For anyone who was concerned about why I posted "I'm pretty sure one of the leading causes of suicide is 'we can't get you on the schedule for 2 months'"--this is it. To be very clear, I am not suicidal--but I believe that anyone who is that faces this complete load of crap in trying to seek professional help might just have problems making it through. I had follow up discussions with my manager over email, and he now understands just how serious this problem is, and is working on a path to correct it. The plan is not concrete, but it is coming together. I am hopeful that my life will begin to turn around very quickly.

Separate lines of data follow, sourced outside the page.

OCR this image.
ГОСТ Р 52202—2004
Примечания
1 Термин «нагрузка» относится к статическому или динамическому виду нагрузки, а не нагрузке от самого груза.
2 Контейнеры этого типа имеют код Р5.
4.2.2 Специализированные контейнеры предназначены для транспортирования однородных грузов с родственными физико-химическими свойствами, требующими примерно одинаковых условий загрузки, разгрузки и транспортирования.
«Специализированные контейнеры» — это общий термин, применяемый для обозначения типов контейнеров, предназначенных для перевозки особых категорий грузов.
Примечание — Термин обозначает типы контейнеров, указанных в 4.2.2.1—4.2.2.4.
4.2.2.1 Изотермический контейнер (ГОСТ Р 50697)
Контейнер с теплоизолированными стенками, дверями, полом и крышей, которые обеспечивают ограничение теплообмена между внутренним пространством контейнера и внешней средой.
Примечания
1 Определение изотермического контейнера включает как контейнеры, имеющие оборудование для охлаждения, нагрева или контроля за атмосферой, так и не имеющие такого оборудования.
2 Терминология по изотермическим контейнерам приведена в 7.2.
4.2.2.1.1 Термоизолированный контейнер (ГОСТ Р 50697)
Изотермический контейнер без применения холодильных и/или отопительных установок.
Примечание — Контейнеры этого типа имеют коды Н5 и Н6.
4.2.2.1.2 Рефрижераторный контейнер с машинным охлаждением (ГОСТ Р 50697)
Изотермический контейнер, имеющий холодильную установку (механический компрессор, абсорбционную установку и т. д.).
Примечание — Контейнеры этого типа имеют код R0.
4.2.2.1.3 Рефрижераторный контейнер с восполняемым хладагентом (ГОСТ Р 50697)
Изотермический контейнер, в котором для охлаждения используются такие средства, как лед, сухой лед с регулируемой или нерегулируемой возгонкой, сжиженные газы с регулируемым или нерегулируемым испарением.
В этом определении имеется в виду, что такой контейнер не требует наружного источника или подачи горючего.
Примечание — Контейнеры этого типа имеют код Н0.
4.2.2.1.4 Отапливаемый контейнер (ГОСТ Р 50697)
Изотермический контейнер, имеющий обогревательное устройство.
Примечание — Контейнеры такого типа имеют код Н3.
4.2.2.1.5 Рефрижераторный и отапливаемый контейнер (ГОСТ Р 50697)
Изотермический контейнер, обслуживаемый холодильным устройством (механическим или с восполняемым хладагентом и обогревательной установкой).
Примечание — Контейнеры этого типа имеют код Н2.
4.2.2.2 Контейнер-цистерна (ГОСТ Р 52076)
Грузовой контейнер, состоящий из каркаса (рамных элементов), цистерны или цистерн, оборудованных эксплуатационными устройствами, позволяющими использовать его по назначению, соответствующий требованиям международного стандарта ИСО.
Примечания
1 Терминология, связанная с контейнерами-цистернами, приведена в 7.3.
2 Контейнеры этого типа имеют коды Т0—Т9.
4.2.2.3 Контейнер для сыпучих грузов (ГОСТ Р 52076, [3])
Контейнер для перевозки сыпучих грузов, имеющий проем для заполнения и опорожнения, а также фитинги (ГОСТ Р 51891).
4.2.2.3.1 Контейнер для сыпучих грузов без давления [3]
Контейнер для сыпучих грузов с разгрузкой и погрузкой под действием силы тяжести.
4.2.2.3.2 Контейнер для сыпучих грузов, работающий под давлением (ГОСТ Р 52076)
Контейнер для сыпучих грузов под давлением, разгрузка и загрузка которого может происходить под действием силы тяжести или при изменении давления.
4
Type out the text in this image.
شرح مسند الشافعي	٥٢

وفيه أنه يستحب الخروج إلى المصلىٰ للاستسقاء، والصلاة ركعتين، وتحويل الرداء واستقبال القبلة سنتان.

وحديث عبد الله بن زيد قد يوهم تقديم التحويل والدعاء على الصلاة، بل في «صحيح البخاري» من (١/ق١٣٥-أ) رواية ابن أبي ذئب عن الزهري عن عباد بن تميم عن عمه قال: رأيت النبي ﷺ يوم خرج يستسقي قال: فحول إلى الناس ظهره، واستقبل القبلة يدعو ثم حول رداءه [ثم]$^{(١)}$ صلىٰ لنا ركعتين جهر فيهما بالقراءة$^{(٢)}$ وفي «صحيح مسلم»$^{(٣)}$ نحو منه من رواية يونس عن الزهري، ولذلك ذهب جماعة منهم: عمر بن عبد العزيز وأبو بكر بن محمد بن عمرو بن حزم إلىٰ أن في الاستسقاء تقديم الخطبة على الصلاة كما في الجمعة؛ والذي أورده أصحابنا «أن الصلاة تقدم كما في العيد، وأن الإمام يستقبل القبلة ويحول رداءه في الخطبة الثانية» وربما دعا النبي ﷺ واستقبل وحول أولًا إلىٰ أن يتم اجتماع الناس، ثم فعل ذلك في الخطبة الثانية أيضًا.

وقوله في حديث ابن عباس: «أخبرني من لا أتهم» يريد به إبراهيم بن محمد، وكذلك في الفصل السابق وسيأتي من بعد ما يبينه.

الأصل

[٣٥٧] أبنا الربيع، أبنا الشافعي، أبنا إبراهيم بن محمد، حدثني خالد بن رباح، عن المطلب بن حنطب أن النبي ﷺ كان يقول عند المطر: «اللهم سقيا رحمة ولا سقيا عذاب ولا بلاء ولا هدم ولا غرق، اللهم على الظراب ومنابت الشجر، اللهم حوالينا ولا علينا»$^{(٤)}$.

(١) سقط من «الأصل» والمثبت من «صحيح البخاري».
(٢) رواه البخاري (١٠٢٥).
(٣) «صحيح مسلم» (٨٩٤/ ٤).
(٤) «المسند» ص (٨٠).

But something needs to change. And I mean something very significant about how this country views and treats mental healthcare. It should not be the right of only the super rich who can afford to pay out of pocket for professionals who know what they're doing. And it should not only be the right of the wealthy upper middle class who have decent insurance.
I have a plan. I am not ok. But I will be ok, so that makes it ok. And I am hopeful that, as I claw my way out of this hole, I will find the joy of working out again, and the feelings of accomplishment that come from doing a good job on something at work, while not having to prioritize things in a way that starts with "Who do I want to piss off the least today?"
So, for all you out there who may be going through something similar--I'm here.